Geçenlerde genel bir mesaj: "Merhaba hocam. Bilmek Azaptır kitabınızı yeni bitirdim. Ondan önce Düşünen Düşer kitabınızı okumuştum. Anlatımınız çok tatlı ve şahane. Nietzsche gibi çok çok derinleri kurcalıyorsunuz, derinlere iniyorsunuz. Ama tek başına olmaz bu iş. Bunu yaparken uzman bir psikologtan veya psikiyatriden destek almanız gerekiyor diye düşünüyorum. Biliyorsunuz Nietzsche de Van Gogh da yıllarca psikiyatri desteği aldı. Düşünce yükü çok ağır bir yük..."

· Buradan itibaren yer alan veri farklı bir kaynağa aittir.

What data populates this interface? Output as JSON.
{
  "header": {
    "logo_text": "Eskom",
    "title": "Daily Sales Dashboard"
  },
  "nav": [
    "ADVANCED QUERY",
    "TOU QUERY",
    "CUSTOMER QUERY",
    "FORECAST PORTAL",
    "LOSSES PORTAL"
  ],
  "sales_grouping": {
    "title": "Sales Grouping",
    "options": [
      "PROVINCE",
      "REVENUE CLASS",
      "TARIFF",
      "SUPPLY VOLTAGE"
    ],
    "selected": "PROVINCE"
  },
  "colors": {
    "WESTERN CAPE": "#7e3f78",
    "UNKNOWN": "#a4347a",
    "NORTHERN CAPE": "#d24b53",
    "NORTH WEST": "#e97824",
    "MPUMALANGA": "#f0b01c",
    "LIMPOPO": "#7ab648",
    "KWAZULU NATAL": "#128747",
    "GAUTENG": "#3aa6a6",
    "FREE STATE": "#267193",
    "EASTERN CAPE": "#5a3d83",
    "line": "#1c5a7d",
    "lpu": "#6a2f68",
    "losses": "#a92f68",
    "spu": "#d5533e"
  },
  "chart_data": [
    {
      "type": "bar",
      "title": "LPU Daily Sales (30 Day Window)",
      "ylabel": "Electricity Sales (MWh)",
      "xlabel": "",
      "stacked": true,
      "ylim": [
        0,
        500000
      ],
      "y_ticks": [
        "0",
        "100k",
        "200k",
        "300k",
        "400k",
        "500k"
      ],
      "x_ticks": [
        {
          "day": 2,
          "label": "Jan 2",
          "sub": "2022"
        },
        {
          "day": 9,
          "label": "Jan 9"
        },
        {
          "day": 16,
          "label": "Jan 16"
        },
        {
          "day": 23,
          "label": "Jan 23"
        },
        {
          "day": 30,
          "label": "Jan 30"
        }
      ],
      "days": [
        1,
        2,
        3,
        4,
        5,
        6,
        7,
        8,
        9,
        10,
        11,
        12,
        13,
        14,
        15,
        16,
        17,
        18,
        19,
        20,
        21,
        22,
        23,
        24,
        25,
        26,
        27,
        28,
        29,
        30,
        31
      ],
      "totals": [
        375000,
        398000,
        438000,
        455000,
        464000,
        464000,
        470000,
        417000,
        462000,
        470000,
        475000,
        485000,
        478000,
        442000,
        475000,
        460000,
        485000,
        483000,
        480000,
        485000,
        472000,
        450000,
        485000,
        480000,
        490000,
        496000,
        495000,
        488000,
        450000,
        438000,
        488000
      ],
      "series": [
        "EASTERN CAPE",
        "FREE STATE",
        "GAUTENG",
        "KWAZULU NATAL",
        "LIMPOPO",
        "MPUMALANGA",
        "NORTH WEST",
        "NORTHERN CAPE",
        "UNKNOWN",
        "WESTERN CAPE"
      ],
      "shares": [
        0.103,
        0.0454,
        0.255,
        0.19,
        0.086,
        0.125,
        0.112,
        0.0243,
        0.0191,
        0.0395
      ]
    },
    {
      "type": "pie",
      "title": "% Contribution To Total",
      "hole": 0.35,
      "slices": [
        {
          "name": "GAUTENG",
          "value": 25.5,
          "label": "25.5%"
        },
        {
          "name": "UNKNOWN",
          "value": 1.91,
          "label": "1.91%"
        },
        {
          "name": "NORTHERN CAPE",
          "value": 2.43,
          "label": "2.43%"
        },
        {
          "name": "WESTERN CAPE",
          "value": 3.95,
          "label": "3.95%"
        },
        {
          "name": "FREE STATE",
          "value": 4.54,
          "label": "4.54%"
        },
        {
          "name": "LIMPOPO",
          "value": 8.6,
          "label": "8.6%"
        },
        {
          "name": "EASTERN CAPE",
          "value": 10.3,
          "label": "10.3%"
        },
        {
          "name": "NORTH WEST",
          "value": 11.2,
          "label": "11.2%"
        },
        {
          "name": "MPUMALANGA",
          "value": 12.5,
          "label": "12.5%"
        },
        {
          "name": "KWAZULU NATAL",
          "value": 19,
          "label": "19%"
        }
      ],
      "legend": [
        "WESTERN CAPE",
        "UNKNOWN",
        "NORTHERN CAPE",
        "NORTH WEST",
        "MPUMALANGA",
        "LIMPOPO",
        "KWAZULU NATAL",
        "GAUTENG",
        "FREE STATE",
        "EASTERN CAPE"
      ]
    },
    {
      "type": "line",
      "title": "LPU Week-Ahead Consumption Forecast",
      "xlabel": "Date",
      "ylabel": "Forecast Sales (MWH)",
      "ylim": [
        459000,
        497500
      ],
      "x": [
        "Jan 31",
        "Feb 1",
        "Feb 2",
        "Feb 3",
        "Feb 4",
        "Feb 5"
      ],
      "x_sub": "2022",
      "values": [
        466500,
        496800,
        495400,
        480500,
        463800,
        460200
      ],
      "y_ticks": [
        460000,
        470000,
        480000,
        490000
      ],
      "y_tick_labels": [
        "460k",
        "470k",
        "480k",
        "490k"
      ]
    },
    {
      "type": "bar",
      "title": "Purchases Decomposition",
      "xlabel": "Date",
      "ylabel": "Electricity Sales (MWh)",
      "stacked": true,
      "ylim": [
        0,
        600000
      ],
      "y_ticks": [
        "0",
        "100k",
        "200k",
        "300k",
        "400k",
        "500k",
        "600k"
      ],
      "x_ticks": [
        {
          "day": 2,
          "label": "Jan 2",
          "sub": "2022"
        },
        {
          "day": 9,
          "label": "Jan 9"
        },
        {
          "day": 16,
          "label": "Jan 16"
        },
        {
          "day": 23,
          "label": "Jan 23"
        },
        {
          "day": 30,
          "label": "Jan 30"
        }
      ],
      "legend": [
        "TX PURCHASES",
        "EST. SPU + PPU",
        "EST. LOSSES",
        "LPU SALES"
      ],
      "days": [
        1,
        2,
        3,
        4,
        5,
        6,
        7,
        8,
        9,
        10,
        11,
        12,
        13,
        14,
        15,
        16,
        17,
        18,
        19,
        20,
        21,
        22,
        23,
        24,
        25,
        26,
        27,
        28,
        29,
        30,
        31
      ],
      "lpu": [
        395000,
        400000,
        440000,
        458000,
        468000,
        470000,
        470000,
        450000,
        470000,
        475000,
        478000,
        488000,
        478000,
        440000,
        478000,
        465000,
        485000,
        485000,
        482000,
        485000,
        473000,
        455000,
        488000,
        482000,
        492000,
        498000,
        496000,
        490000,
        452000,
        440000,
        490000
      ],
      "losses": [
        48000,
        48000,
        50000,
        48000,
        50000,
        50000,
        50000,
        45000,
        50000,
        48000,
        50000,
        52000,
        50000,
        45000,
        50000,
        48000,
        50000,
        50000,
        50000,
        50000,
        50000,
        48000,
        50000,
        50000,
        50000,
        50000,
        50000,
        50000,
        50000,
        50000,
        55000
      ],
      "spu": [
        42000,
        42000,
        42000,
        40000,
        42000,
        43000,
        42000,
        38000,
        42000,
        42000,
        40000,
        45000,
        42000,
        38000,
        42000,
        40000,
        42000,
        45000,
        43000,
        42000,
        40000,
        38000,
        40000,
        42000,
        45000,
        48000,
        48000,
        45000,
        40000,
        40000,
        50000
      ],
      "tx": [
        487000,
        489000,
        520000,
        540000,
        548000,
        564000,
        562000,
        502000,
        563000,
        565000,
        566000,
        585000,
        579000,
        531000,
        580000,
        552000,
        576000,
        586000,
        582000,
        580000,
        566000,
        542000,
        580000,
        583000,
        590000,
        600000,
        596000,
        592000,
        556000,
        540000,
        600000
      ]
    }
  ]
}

Orhan Pamuk bir konuşmasında: "Neden yaşıyorum? Yaşamın ne önemi var? Hayatımda ne yaptım? Hayatın anlamı ne? Gibi sorular sormak 70'li yaşlarda daha yaygındır. İlginç olan, farklı olan, çok saygıdeğer olan bu soruları 20 yaşındayken sorabilmektir. Eğer 20'li yaşlarda hayatın anlamı ve ölüm ilgili sorular sorabiliyorsanız bence iyi bir yazar ve iyi bir sanatçı olabilirsiniz" diyor. Hayatım boyunca, daha ortaokul yıllarında ve halen kendime sorduğum sorular bunlar. Beynim bu soruların cevaplarını bulmak için kimi zaman yandı, eridi, kül oldu. Bütün kitaplarım bu soruları sorarken düştüğüm notlardan ibaret bir bakıma. Onun için bir paylaşımda "gençliğim yaşlılık gibi geçti" demiştim. Ama iyi bir yazar olabildim mi, bilmiyorum.